I was diagnosed with Grave’s disease almost a year after discovering that my thyroid is hyperactive. I weigh too little for someone who is 5’7”, and have been accused of being anorexic due to my size. I’ve been told to eat a sandwich on many occasions. Someone even told me that I just need to see a dietician, after I was told my enlarged thyroid could be cancerous. I found out it wasn’t #Cancer, but I was still treated horribly.
On top of those, I have #Depression, #Anxiety, PTSD, #Asthma, a polyp in my gall bladder, chronic myoclonic #Epilepsy, #Arthritis, carpal tunnel, TMJ, an astigmatism, a tilted uterus, tendinitis, high functioning autism, chronic migraines, and many #FoodAllergies, one of which is deadly.

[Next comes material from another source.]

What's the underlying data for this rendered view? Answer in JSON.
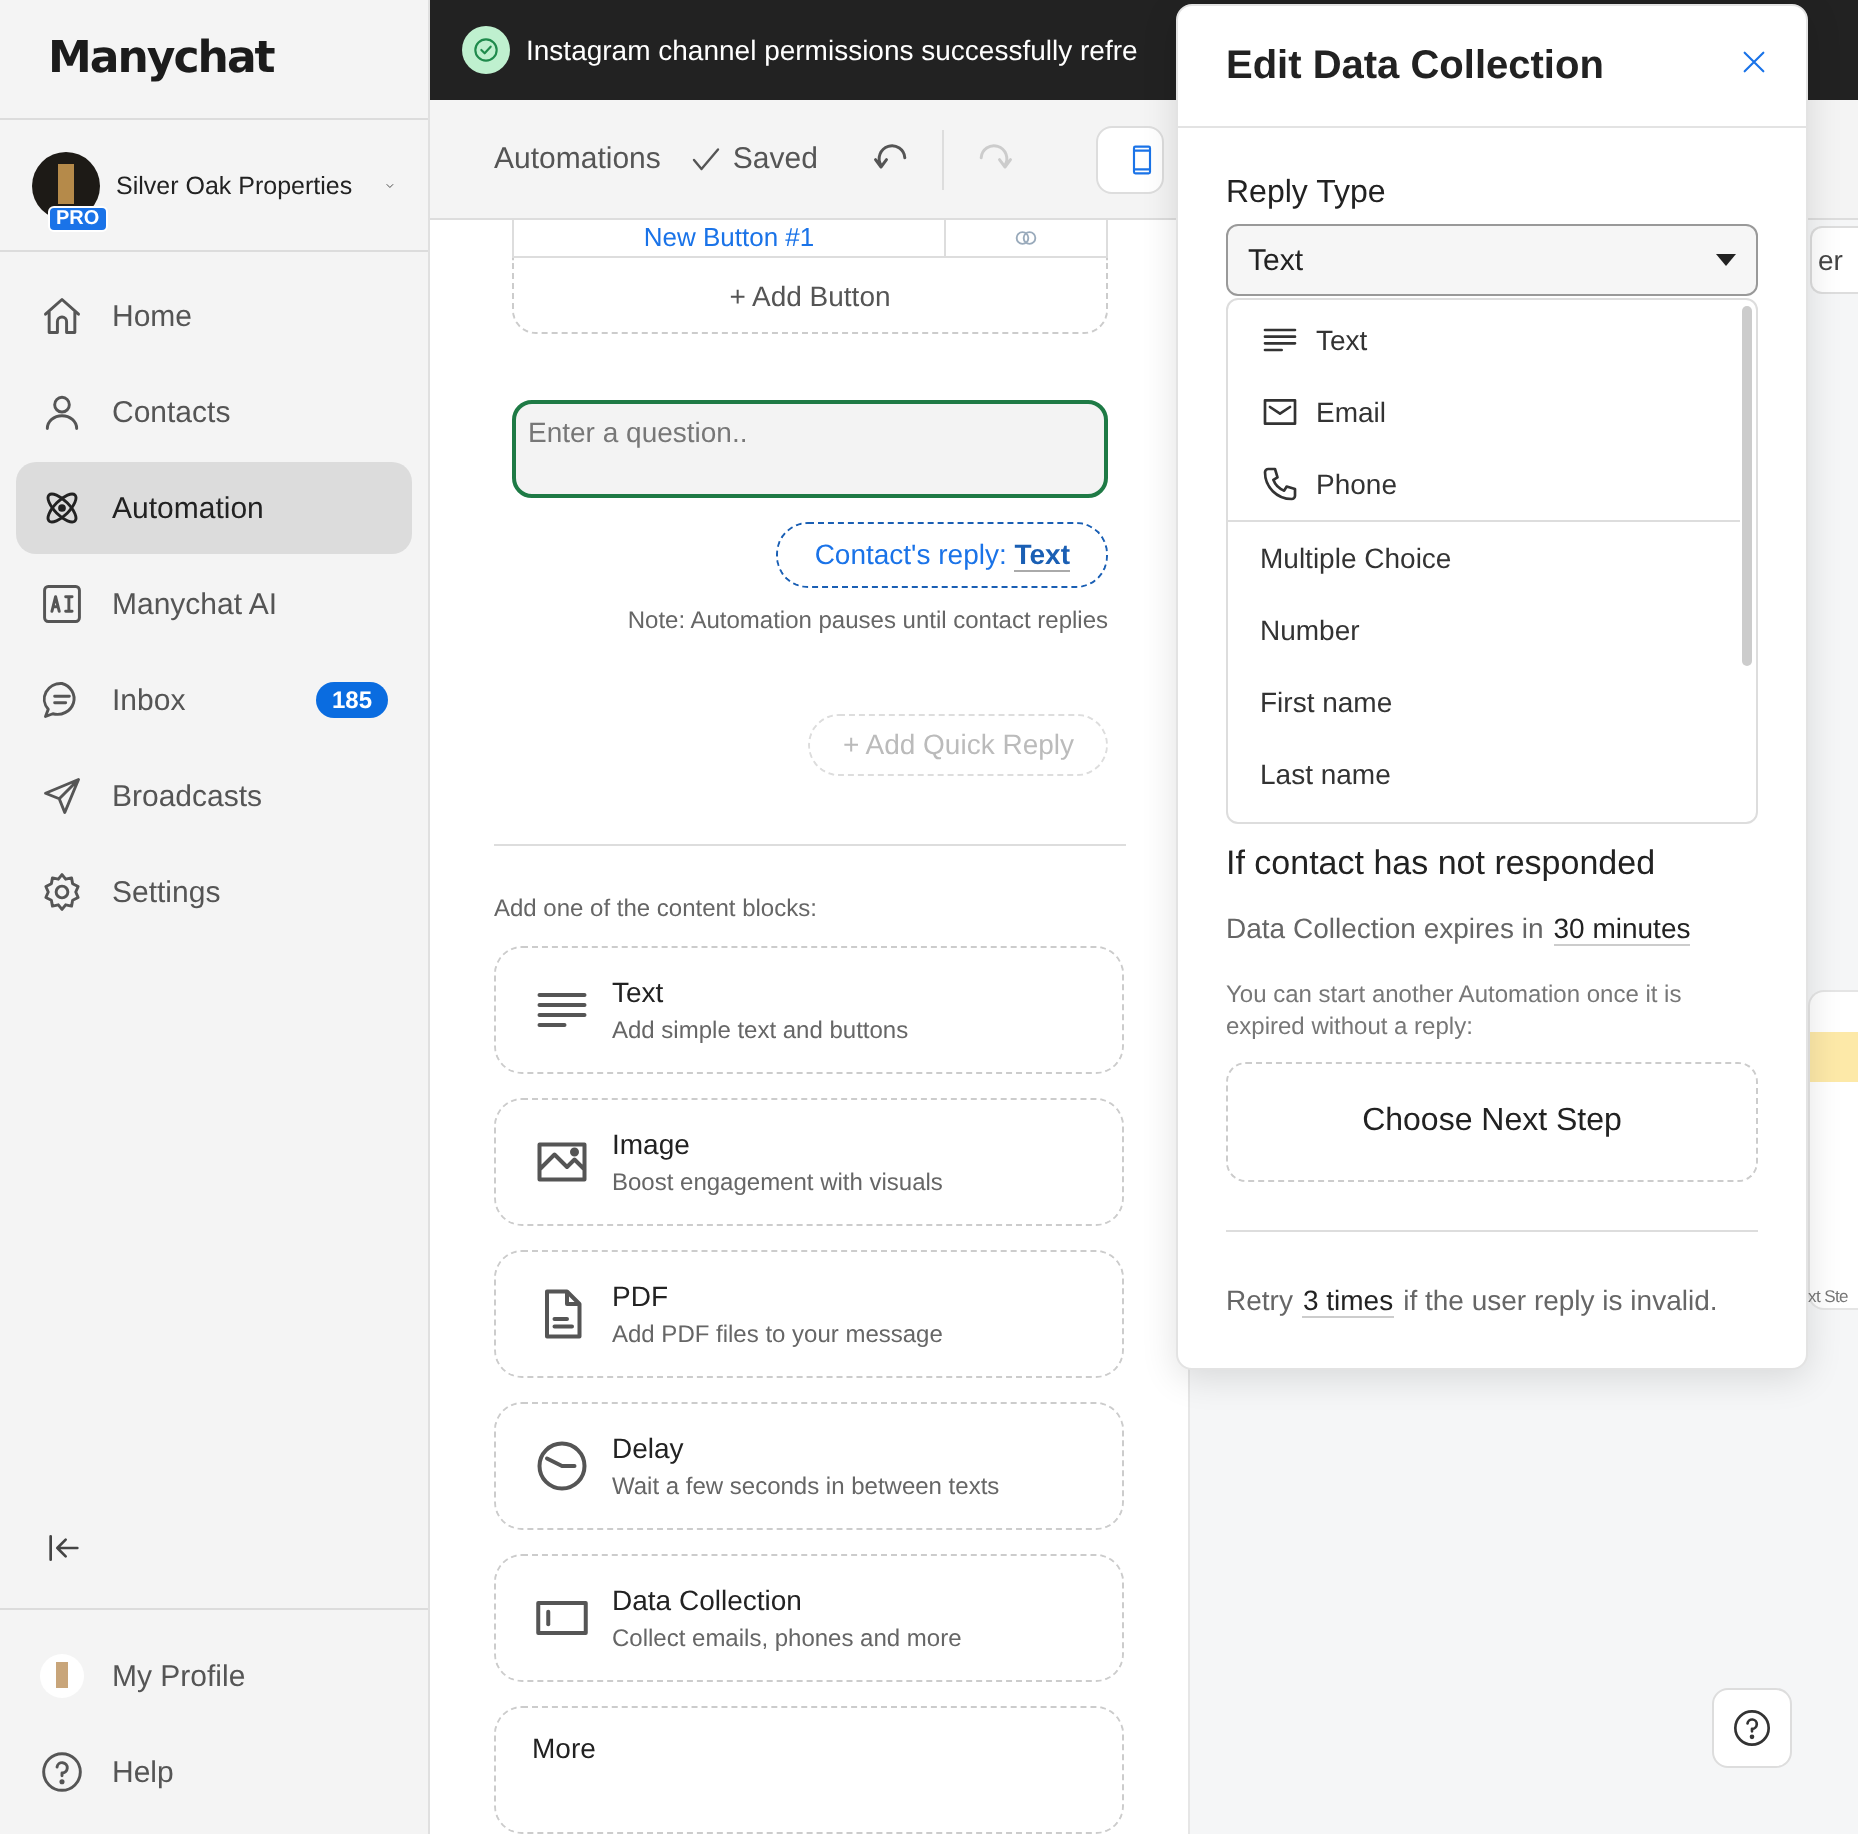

I have been called a hypochondriac. I have been told I have Münchausen syndrome. I’ve been told I’m faking everything for attention. I’ve had doctors look at me and tell me they won’t do tests because I have not had rare complications associated with certain conditions. When I can barely move, I am treated like I’m faking. If I used a handicapped device such as an electric cart, I get dirty looks.
I want people to realize that just because I look healthy, that doesn’t mean I am. My son is 17 months old and doesn’t yet understand that his mommy won’t be able to do things like play soccer and chase him around the yard. I dread the day when my son realizes how sick I am, even if I don’t look it.
Please be mindful of that seemingly healthy person with a handicap placard, or that young person in the motorized shopping cart. They may be sicker than you know.